Alongside this, the Lifelong Learning Entitlement (LLE) has the potential to shift the system further, towards modular, flexible learning across a lifetime.
Done well, this could:
- support learners to build learning over time
- enable re-entry at different stages
- reinforce a culture of ongoing development
But this only works if learners are supported to stay engaged with learning. Lifelong entitlement needs to be matched by lifelong curiosity and so the question becomes: how do we design programmes that support both?
Reform, but with realism
Providers are already testing and delivering more personalised and flexible approaches, including project-based learning, work-based programmes, increased use of assistive technology and RARPA-based accreditation.
But the context is important: the sector is managing a significant volume of change.
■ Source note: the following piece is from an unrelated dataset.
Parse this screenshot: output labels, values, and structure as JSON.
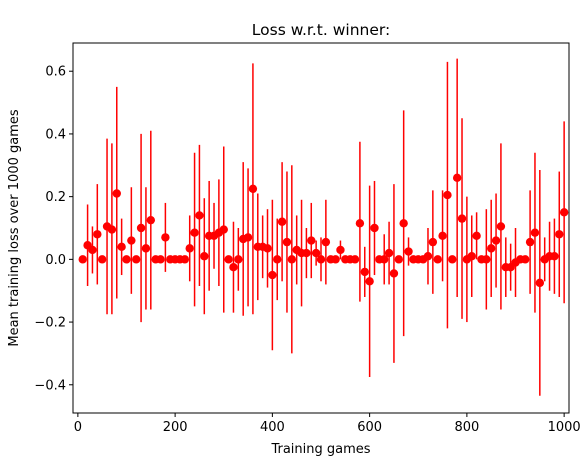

SEND reform, qualification reform and wider system pressures are all landing at once, and fatigue is real.
For any reform to succeed, it must:
- be practical to deliver
- reduce unnecessary complexity
- support staff as well as learners
As we reflect on this at Open Awards, we fully recognise that the system needs qualifications that:
- recognise diverse forms of achievement
- support progression at different stages of life
- are flexible without increasing delivery burden
Our role, while aligning with the direction of reform and supporting consistent standards, is to work alongside our providers to create solutions that are practical, inclusive, and support both learner outcomes and delivery realities.
There is a real opportunity to make SEND reform count, but it will only happen through collaboration.
As a sector, we need to:
- broaden what we value in learning and assessment
- embed skills for lifelong learning and curiosity
- make the most of opportunities like Access to HE and the Lifelong Learning Entitlement
Crucially, we need to work more collaboratively across the system, with learners, parents and carers, providers, policymakers and awarding organisations, to build on what we already know works.
Flexible post-16 pathways, personalised approaches, and second-chance routes like Access to HE are not new ideas. The opportunity now is to connect and scale them more effectively.
Most importantly, we need to focus on progression in the fullest sense; not just in qualifications, but confidence, adaptability and the ability to keep learning.
If we are to take that opportunity, the question for us at Open Awards is simple:
What should we be doing next to better support you and your learners?